Sunday, April 6, 2014

No, you won't get the priesthood. You aren't black.

There is an interesting movement within the LDS church to ordain women to the priesthood. Some women feel they are being oppressed by not being given responsibilities that the men in the church have. 

Dallin H. Oaks rebuffed them at the priesthood session of the most recent LDS General Conference. His speech is now being compared to Apostle N. Eldon Tanner's from 1967 regarding blacks and the priesthood with this photo:


Four years after Elder Tanner's speech, the LDS Church formally lifted the ban on blacks in the priesthood. After that, many people viewed the original ban as a mistake, a view I would consider shortsighted. If you look at Christian history, Jesus Christ flat out ignored people in need because of their ethnicity and the time not being right for their ministry. However, the Gentiles were promised that their day would come.

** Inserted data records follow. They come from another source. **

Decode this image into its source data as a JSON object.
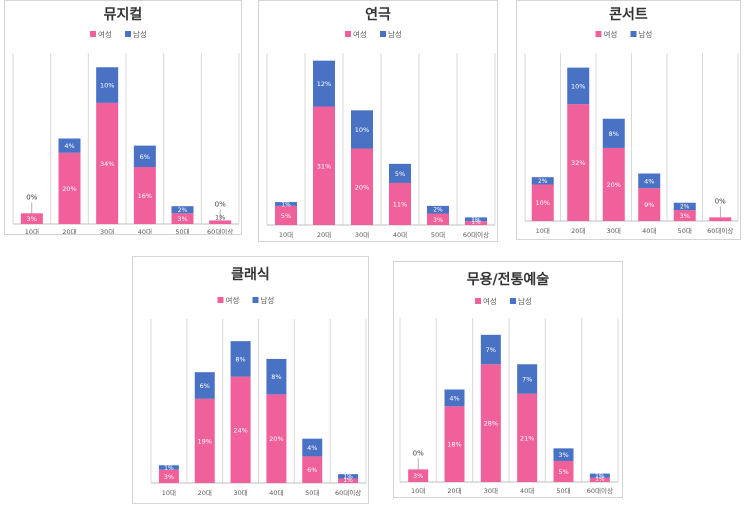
{
  "colors": {
    "female": "#f0609a",
    "male": "#4a72c4",
    "grid": "#d9d9d9"
  },
  "legend": {
    "female": "여성",
    "male": "남성"
  },
  "chart_data": [
    {
      "type": "bar",
      "stacked": true,
      "title": "뮤지컬",
      "unit": "%",
      "categories": [
        "10대",
        "20대",
        "30대",
        "40대",
        "50대",
        "60대이상"
      ],
      "series": [
        {
          "name": "여성",
          "values": [
            3,
            20,
            34,
            16,
            3,
            1
          ],
          "labels": [
            "3%",
            "20%",
            "34%",
            "16%",
            "3%",
            ""
          ]
        },
        {
          "name": "남성",
          "values": [
            0,
            4,
            10,
            6,
            2,
            0
          ],
          "labels": [
            "0%",
            "4%",
            "10%",
            "6%",
            "2%",
            "0%"
          ]
        }
      ],
      "extra_labels": [
        "",
        "",
        "",
        "",
        "",
        "1%"
      ],
      "ylim": [
        0,
        48
      ]
    },
    {
      "type": "bar",
      "stacked": true,
      "title": "연극",
      "unit": "%",
      "categories": [
        "10대",
        "20대",
        "30대",
        "40대",
        "50대",
        "60대이상"
      ],
      "series": [
        {
          "name": "여성",
          "values": [
            5,
            31,
            20,
            11,
            3,
            1
          ],
          "labels": [
            "5%",
            "31%",
            "20%",
            "11%",
            "3%",
            "1%"
          ]
        },
        {
          "name": "남성",
          "values": [
            1,
            12,
            10,
            5,
            2,
            1
          ],
          "labels": [
            "1%",
            "12%",
            "10%",
            "5%",
            "2%",
            "1%"
          ]
        }
      ],
      "ylim": [
        0,
        45
      ]
    },
    {
      "type": "bar",
      "stacked": true,
      "title": "콘서트",
      "unit": "%",
      "categories": [
        "10대",
        "20대",
        "30대",
        "40대",
        "50대",
        "60대이상"
      ],
      "series": [
        {
          "name": "여성",
          "values": [
            10,
            32,
            20,
            9,
            3,
            1
          ],
          "labels": [
            "10%",
            "32%",
            "20%",
            "9%",
            "3%",
            ""
          ]
        },
        {
          "name": "남성",
          "values": [
            2,
            10,
            8,
            4,
            2,
            0
          ],
          "labels": [
            "2%",
            "10%",
            "8%",
            "4%",
            "2%",
            "0%"
          ]
        }
      ],
      "ylim": [
        0,
        46
      ]
    },
    {
      "type": "bar",
      "stacked": true,
      "title": "클래식",
      "unit": "%",
      "categories": [
        "10대",
        "20대",
        "30대",
        "40대",
        "50대",
        "60대이상"
      ],
      "series": [
        {
          "name": "여성",
          "values": [
            3,
            19,
            24,
            20,
            6,
            1
          ],
          "labels": [
            "3%",
            "19%",
            "24%",
            "20%",
            "6%",
            "1%"
          ]
        },
        {
          "name": "남성",
          "values": [
            1,
            6,
            8,
            8,
            4,
            1
          ],
          "labels": [
            "1%",
            "6%",
            "8%",
            "8%",
            "4%",
            "1%"
          ]
        }
      ],
      "ylim": [
        0,
        37
      ]
    },
    {
      "type": "bar",
      "stacked": true,
      "title": "무용/전통예술",
      "unit": "%",
      "categories": [
        "10대",
        "20대",
        "30대",
        "40대",
        "50대",
        "60대이상"
      ],
      "series": [
        {
          "name": "여성",
          "values": [
            3,
            18,
            28,
            21,
            5,
            1
          ],
          "labels": [
            "3%",
            "18%",
            "28%",
            "21%",
            "5%",
            "1%"
          ]
        },
        {
          "name": "남성",
          "values": [
            0,
            4,
            7,
            7,
            3,
            1
          ],
          "labels": [
            "0%",
            "4%",
            "7%",
            "7%",
            "3%",
            "1%"
          ]
        }
      ],
      "ylim": [
        0,
        39
      ]
    }
  ]
}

Brigham Young and other prophets had promised that, one day, black people would receive the priesthood. One of the conjectures surrounding the ban on blacks having the priesthood was Utah gaining statehood. I don't believe this to be too far fetched. If Utah, as a political body, had given rights and privileges to blacks at that time, it could have further damaged rocky relations with a government which once ordered the extermination of Mormons. This could potentially have continued persecutions against the membership and stifled efforts to build up the Kingdom of God here on the earth. In 1896, the Federal Government overturned a law signed in 1870 granting women in Utah the right to vote. Moreover, women were never promised that they would one day receive priesthood keys. The Church has never barred them from holding leadership positions within the church.

Regardless of how badly the Ordain Women movement misinterprets scripture to dubiously support their viewpoint, their mission statement says, "We sincerely ask our leaders to take this matter to the Lord in prayer." That is a daring proposition. Do they believe the church leaders have not prayed about it? If they did, and the response was already given, would they accept it? I doubt it, especially considering it already has been answered on multiple occasions. The intent of their organization is not to ordain women to the priesthood. They only plan on validating their own self-worth, while perverting the Doctrine of Christ, similar to how the adversary attempted to during the grand council in heaven. To paraphrase their line of thought, "I think I know better than you do."